Cuando el nuevo ministro de finanzas de la India, Chidambaram, presentó el presupuesto 2004-2005, se asestó un duro golpe a la pobreza. India es un país que está avanzando con un rápido desarrollo económico y un sorprendente dinamismo en el sector de la tecnología de la información. No obstante, también viven ahí 300 millones de las personas más pobres del mundo. En las elecciones nacionales del pasado mayo, los votantes rurales de la India sacaron del poder a la coalición gobernante. La lección fue clara: había que atender la pobreza en el campo. El nuevo gobierno ha escuchado y ha puesto en marcha un programa con implicaciones extraordinarias tanto para la India como para el mundo en desarrollo.

El nuevo gobierno de la India está encabezado por un verdadero "dream team" del desarrollo internacional.

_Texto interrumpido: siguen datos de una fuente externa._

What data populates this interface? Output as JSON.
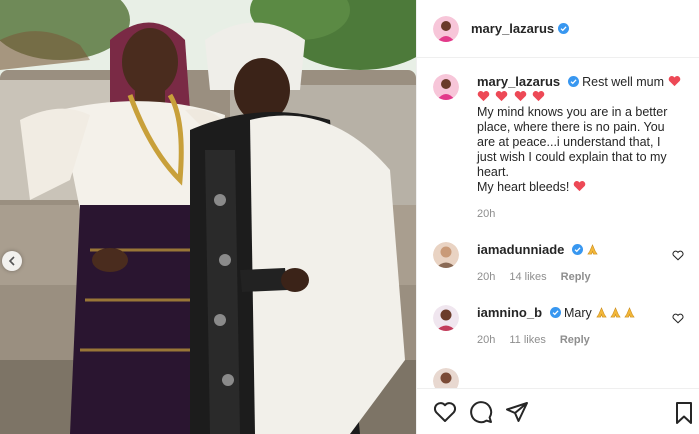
{
  "post": {
    "author": "mary_lazarus",
    "verified": true,
    "caption": {
      "first_line": "Rest well mum",
      "lines": [
        "My mind knows you are in a better",
        "place, where there is no pain. You",
        "are at peace...i understand that, I",
        "just wish I could explain that to my",
        "heart.",
        "My heart bleeds!"
      ]
    },
    "time": "20h"
  },
  "comments": [
    {
      "user": "iamadunniade",
      "verified": true,
      "text": "",
      "emoji": "pray",
      "time": "20h",
      "likes": "14 likes",
      "reply": "Reply"
    },
    {
      "user": "iamnino_b",
      "verified": true,
      "text": "Mary",
      "emoji": "pray x3",
      "time": "20h",
      "likes": "11 likes",
      "reply": "Reply"
    },
    {
      "user": "",
      "verified": true,
      "text": "",
      "time": "",
      "likes": "",
      "reply": ""
    }
  ],
  "icons": {
    "like": "heart-icon",
    "comment": "comment-icon",
    "share": "paper-plane-icon",
    "save": "bookmark-icon",
    "carousel_prev": "chevron-left-icon"
  },
  "colors": {
    "verified": "#3897f0",
    "heart": "#ed4956",
    "muted": "#8e8e8e",
    "text": "#262626"
  }
}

El primer ministro, Manmohan Singh es uno de los principales economistas del desarrollo en el mundo. Fue él, durante su periodo como ministro de finanzas del país, quien inició las reformas de mercado en la India. Desmanteló controles gubernamentales ineficientes sobre el comercio, la inversión y la empresa, y con ello desencadenó más de una década del crecimiento económico más acelerado en la historia del país.

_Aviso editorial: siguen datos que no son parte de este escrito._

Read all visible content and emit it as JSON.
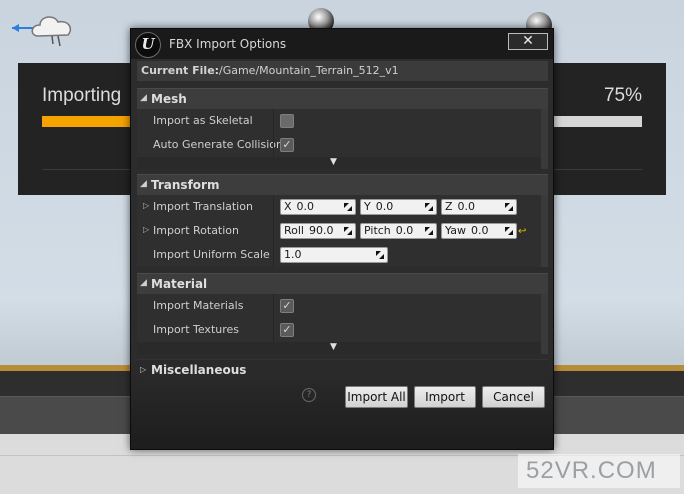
{
  "progress": {
    "label": "Importing",
    "percent_text": "75%",
    "fraction": 0.75
  },
  "dialog": {
    "title": "FBX Import Options",
    "logo_text": "U",
    "close_glyph": "✕",
    "current_file_label": "Current File:",
    "current_file_value": "/Game/Mountain_Terrain_512_v1"
  },
  "sections": {
    "mesh": {
      "label": "Mesh",
      "rows": [
        {
          "label": "Import as Skeletal",
          "checked": false
        },
        {
          "label": "Auto Generate Collision",
          "checked": true
        }
      ]
    },
    "transform": {
      "label": "Transform",
      "translation": {
        "label": "Import Translation",
        "x_axis": "X",
        "x": "0.0",
        "y_axis": "Y",
        "y": "0.0",
        "z_axis": "Z",
        "z": "0.0"
      },
      "rotation": {
        "label": "Import Rotation",
        "roll_axis": "Roll",
        "roll": "90.0",
        "pitch_axis": "Pitch",
        "pitch": "0.0",
        "yaw_axis": "Yaw",
        "yaw": "0.0"
      },
      "scale": {
        "label": "Import Uniform Scale",
        "value": "1.0"
      }
    },
    "material": {
      "label": "Material",
      "rows": [
        {
          "label": "Import Materials",
          "checked": true
        },
        {
          "label": "Import Textures",
          "checked": true
        }
      ]
    },
    "misc": {
      "label": "Miscellaneous"
    }
  },
  "buttons": {
    "import_all": "Import All",
    "import": "Import",
    "cancel": "Cancel",
    "help_glyph": "?"
  },
  "glyphs": {
    "expanded": "◢",
    "collapsed": "▷",
    "down_chevron": "▼",
    "check": "✓",
    "reset": "↩"
  },
  "watermark": "52VR.COM",
  "colors": {
    "progress_fill": "#f4a300",
    "reset_arrow": "#e6c200"
  }
}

Al regresar al gobierno como primer ministro esta primavera, Singh trajo a un equipo experimentado y reconocido a nivel internacional, que incluye al ministro de finanzas, Chidambaram, quien ocupó exitosamente este cargo a mediados de los noventa, y al Dr. Montek Singh Ahluwalia, quien dirige la Comisión de Planeación, el organismo clave encargado de evaluar las estrategias de inversión a mediano plazo de la India.